London-based EV charging company Urban Electric Networks has developed the UEone on-street devices, which retract into the ground when not in use like bollards.
Six pop-up chargers, offering fast charging measuring up to seven kilowatts (kW), were installed in Oxford in November 2019 as part of a trial and the company plans to begin commercial production in 2021.
It claims they will be zero cost to councils for supply, installation, operation and maintenance. Installations will be in clusters rather than individual charge points to limit the amount of pavements that need to be dug up to fit them.
Roadside street cabinets
They’re a fixture of just about any community that has an internet connection, and roadside street cabinets could play a big part in the EV revolution.

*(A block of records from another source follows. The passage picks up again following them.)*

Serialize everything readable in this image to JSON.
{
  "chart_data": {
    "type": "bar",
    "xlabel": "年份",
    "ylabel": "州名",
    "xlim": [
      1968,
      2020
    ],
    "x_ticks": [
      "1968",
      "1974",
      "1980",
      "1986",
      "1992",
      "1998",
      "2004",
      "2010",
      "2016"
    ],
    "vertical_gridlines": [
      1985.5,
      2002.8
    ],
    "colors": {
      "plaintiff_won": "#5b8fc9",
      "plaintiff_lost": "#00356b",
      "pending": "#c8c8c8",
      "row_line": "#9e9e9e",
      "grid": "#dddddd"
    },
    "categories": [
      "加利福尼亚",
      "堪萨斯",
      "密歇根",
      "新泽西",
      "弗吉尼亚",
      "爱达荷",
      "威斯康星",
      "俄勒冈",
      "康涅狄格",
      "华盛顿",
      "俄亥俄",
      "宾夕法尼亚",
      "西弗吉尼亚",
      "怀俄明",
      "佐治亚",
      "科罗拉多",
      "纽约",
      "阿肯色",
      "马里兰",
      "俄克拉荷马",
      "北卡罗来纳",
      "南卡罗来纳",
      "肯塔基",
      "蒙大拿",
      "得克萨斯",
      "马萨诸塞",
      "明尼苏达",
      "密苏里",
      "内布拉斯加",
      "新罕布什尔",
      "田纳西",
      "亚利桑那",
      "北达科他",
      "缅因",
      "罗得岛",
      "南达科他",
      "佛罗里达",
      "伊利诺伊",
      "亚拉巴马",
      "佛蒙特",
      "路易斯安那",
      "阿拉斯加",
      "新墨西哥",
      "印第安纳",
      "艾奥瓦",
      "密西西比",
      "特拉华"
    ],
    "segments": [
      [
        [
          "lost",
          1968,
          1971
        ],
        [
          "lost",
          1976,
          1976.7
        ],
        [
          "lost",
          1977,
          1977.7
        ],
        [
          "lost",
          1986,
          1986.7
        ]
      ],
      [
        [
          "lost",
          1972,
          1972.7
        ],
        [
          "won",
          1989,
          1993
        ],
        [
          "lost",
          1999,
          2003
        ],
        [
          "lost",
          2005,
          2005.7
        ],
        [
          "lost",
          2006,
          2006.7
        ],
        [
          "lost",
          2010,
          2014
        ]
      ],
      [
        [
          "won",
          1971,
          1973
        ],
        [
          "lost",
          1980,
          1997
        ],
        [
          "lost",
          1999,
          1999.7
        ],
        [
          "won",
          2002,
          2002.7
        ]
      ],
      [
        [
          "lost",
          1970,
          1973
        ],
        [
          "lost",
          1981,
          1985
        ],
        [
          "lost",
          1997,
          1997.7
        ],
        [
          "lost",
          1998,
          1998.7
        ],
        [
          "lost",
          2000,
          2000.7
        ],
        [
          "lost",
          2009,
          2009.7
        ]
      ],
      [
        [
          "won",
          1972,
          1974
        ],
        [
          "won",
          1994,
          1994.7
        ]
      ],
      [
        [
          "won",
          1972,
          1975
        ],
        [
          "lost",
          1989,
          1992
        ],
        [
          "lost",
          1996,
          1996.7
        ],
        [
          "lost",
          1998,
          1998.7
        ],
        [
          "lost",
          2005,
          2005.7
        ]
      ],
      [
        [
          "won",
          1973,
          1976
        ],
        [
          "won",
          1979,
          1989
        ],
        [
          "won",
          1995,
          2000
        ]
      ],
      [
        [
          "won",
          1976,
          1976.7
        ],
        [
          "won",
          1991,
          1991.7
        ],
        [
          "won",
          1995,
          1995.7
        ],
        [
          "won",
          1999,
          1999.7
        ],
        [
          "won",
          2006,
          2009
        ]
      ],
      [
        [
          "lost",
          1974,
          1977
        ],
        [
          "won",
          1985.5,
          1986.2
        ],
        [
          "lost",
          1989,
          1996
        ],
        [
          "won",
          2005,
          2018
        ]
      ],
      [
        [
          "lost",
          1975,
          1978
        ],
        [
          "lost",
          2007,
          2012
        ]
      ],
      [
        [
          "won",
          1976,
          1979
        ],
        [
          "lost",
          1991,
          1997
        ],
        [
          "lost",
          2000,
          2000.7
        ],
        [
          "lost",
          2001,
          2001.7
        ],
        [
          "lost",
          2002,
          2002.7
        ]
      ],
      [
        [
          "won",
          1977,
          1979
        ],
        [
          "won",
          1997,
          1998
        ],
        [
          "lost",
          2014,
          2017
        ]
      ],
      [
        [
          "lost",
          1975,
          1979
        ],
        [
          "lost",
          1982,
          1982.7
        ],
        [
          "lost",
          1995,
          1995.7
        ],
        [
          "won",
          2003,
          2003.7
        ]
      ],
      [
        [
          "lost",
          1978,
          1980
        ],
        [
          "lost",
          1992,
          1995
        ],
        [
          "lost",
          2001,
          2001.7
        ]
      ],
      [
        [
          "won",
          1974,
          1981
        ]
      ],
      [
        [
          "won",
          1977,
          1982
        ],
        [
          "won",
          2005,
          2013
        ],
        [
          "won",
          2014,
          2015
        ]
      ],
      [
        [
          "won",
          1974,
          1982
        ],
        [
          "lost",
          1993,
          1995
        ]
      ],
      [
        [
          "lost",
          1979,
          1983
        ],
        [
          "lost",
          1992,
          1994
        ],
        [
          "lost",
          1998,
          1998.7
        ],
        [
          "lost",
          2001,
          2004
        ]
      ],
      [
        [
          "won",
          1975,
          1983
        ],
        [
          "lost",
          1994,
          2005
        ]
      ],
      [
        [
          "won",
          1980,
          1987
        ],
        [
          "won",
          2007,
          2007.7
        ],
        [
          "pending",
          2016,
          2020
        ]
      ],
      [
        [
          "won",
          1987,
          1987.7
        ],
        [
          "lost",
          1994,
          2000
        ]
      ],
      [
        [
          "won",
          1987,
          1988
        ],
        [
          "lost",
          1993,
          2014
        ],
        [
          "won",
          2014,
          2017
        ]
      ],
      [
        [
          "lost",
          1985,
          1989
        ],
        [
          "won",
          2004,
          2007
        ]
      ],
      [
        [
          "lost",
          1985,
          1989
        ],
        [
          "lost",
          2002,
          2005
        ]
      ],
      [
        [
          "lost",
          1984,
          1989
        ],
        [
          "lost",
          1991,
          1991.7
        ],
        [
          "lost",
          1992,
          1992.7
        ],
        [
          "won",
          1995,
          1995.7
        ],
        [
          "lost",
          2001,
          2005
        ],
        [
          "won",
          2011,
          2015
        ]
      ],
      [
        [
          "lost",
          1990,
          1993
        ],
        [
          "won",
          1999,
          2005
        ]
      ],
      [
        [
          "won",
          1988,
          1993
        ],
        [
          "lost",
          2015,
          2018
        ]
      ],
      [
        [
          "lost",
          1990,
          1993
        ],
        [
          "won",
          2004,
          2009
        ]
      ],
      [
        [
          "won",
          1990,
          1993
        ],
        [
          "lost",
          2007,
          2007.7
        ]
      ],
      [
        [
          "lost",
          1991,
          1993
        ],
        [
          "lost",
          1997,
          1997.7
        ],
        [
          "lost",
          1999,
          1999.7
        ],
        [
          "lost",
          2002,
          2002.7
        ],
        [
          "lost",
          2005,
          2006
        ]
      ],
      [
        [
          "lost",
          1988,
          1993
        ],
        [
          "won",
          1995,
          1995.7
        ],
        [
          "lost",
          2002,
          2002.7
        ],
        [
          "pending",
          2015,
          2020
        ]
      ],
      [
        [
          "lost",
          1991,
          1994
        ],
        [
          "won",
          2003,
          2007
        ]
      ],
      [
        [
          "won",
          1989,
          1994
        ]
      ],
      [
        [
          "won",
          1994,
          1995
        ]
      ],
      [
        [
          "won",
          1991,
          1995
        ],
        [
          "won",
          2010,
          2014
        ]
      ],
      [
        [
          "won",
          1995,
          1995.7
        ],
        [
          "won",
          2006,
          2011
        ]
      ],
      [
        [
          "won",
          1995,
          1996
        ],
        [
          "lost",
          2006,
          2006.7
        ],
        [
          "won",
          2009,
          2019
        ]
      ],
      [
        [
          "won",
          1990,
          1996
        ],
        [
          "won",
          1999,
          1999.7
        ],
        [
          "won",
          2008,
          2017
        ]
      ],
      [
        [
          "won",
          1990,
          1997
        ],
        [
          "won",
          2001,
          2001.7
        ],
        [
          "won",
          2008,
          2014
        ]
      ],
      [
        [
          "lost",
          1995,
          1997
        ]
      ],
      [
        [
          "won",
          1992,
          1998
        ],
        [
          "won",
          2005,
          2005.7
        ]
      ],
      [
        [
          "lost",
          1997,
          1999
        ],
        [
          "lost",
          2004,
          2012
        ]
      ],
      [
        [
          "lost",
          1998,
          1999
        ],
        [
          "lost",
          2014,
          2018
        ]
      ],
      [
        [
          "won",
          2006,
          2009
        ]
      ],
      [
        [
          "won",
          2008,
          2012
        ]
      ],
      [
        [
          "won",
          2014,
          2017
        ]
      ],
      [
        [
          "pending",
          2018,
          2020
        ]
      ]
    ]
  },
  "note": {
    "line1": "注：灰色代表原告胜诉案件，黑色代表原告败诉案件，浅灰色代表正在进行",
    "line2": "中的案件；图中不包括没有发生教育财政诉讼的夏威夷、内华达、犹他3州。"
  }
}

The telecoms infrastructure, which provide a link between a local public telephone exchange and individual properties to enable phone calls and broadband services, can be adapted into kerbside charging points.
In 2018, German telecoms firm Deutsche Telekom announced plans to convert 12,000 street cabinets into charging stations.
It says each device can supply two vehicles with enough power in one hour for a range of between 50km and 75km.
And last year, UK-based Virgin Media and its parent company Liberty Global announced they would use their 170,000km network of underground cable ducts and 40,000 street cabinets to install 1,200 chargers.
Lamp-post charging
In Europe alone, there are an estimated 90 million lamp-posts but most are an under-used resource.
The EU harbours hopes to turn 10 million of them into smart lamp-posts, equipped with Wi-Fi connectivity hubs, smart lighting capability, air quality sensors, water level monitoring – and electric vehicle chargers.
One of the companies already working on retrofitting street infrastructure with EV chargers is Char.gy, which has received UK government funding to install the plug-in points in London.
The company, which also fits satellite bollards with smart charging, says a standard lamp-post is connected to a 25 amp supply and if it uses LED bulbs, it will have 24 amps of excess supply that can be used to charge cars – providing about 20 miles of driving for every hour of charging.
It says the installation costs about £1,000 per device, with car owners charged at 33p per kilowatt-hour (kWh) on pay-as-you-go rates.
Siemens has also led a project to develop an “electric avenue”, in which 24 lamp-posts along a half-mile stretch in Maida Vale, north-west London, have been converted into charging units.
Self-heating batteries
Given that so-called fast chargers can take up to four hours to fully charge a car, one of the sticking points for mass EV adoption is the lengthy waiting times compared to filling up a tank with petrol or diesel.
Even rapid chargers, which are being installed more regularly in locations such as motorways, can take up to half an hour, leaving plenty of room for improvement.
But scientists at Penn State University in the US have developed a lithium-ion battery they claim will be able to charge an EV in just 10 minutes.
Existing lithium-ion batteries degrade quickly when charged at temperatures under 10C, resulting in “lithium plating” that causes a reduction in cell capacity, as well as electrical spikes and unsafe battery conditions. Heating at higher temperatures for long periods also causes damage.
Penn State’s technology works on a premise of a “self-heating” battery that can quickly heat and then cool itself to enable optimum charging conditions.
Electrified roads
While many electric vehicle charging innovations require cars to be parked, a pilot in Sweden has explored the possibility of charging on the go with electrified roads.
The team behind the state-funded eRoadArlanda project in Sweden installed electric rails embedded within the tarmac of a 1.25-mile road network near Stockholm.
A moveable arm attached to a vehicle detects the electrical rail’s location in the road and is automatically charged while travelling above it.
It works in a similar way to trams, which are powered by an overhead line, but instead via conductive feeds from the road below. Charging stops when the vehicle is overtaking or coming to a halt.
The 50 million-crown ($5.2m) scheme was launched in April 2018 and is now being trialled.